One thing I see all the time in LP's is that a player will expand to their 5th city or so around T80, then start building Colosseums, either there or elsewhere in the empire, to keep Happy up. They'll build Granaries on top of that too. So basically, the opening BO of these cities is Monument to counteract the SP penalty and because you're not Trad, then Granary to offset the tech penalty, then Colosseums to keep Happy up to offset that penalty. The input to output analysis of this city is just bizarre. People expand then spend 50 turns counteracting the effects of expansion. This is the kind of thing that people will scratch their heads at. There are long term reasons to expand, of course, but also there should be an immediate benefit to each decision, and the long-term benefits will come as an aggregate of these short term gains. There are times early where expanding is actually a net gain on Science and even on Happy. That's when wide expands. But sprawling out late just to get more tiles is something that hurts your empire in certain metrics. It helps in others, but what one camp is saying is that those it hurts are more important.
 
Happiness is essentially unlimited once ideology hits... assuming your cities are small. ~5.25 pop (4 per city from ideology, 4 from buildings, 1.25 from liberty). You're only limited until then. Anything else comes off of your total extra happiness pool. So, that's why that 32 pop buffer is important to manage mid game, and this grows somewhat late game as you have more access to happiness (stadiums, which are awful, but available, and a little extra from CSs beyond your first two, international games, eifel, etc).

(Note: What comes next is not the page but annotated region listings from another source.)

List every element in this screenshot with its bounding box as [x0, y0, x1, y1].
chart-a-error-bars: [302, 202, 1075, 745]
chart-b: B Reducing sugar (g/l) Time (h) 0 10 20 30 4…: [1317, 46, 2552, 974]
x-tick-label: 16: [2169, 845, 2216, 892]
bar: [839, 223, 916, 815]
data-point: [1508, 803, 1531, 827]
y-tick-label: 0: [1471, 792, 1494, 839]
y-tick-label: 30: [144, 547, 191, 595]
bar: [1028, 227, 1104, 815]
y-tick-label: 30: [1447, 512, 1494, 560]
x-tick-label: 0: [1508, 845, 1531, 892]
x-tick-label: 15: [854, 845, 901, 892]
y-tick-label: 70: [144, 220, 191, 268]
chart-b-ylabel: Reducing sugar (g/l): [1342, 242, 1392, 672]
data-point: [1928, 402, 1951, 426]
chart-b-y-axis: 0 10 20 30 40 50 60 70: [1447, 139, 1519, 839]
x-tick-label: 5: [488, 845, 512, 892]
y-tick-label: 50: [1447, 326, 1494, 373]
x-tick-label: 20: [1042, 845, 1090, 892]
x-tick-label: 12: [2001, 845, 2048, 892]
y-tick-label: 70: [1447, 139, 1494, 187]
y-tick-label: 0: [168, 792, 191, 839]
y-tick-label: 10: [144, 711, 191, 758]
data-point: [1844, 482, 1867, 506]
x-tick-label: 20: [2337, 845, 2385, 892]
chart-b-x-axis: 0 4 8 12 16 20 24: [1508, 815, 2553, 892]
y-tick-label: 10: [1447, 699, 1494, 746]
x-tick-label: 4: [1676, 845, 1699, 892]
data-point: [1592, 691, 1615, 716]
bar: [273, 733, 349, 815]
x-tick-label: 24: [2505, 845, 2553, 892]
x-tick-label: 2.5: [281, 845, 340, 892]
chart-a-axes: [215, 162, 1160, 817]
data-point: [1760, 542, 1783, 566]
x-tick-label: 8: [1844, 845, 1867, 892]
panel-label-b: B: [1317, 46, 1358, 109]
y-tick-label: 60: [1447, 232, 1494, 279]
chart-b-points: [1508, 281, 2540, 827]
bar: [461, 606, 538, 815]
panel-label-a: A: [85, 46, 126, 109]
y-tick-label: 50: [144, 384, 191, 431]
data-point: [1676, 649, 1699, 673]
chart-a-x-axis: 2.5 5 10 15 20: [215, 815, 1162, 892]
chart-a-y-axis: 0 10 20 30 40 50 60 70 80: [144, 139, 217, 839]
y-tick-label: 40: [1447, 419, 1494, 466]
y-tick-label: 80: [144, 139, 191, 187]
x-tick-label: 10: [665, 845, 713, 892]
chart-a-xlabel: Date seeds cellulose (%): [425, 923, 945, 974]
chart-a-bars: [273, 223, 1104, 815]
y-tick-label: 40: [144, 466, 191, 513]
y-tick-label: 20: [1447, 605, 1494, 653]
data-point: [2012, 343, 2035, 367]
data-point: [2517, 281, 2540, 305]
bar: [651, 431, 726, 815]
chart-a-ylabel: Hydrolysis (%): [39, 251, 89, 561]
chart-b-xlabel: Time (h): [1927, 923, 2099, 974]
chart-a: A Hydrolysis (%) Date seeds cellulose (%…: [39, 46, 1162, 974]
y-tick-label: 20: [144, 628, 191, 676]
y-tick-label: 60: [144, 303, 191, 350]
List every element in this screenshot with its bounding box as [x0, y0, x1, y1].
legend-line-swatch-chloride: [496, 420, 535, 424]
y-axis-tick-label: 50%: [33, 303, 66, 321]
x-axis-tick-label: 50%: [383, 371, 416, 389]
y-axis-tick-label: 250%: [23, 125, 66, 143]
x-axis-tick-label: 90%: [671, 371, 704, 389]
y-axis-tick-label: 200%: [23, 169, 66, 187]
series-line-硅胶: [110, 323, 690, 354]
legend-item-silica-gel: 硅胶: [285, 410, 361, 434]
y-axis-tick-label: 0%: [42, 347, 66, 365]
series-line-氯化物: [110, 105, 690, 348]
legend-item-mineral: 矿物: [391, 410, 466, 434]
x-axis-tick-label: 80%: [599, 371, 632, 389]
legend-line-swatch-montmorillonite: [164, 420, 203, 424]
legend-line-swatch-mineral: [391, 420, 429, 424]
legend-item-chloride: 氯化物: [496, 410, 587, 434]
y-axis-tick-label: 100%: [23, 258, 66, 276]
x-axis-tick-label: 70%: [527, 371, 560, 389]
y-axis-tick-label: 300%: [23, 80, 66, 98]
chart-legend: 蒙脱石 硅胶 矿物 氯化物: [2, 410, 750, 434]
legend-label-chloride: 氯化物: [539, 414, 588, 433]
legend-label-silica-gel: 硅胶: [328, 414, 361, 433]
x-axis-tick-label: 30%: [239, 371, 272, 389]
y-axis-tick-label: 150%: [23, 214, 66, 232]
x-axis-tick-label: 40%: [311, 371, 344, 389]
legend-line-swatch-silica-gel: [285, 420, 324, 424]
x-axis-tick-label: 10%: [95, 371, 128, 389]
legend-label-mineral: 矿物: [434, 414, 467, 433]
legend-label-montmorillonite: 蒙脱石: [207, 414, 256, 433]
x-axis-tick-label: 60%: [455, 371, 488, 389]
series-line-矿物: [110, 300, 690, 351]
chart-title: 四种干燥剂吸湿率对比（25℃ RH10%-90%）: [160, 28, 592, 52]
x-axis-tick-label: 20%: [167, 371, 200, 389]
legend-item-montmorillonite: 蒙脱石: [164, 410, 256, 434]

Of course, there is always cost. My post was specifically addressing another poster's problems with spreading 8-10 cities wide by midgame. That should not be an issue ultimately for happy, science, or gold (you just time shift those things from midgame to late game). You'll actually have significant net gains when calculated in the aggregate.

You should never settle a city post-turn 200 except for purely strategic purposes (anything after 150 is iffy). You should never take over or accept a city in a peace deal with expect resistance time past turn 250, except for the same considerations (and only the good ones past turn 200). On a 300 turn metric. Of course, science and growth are meaningless for conquest victories after a certain point anyway.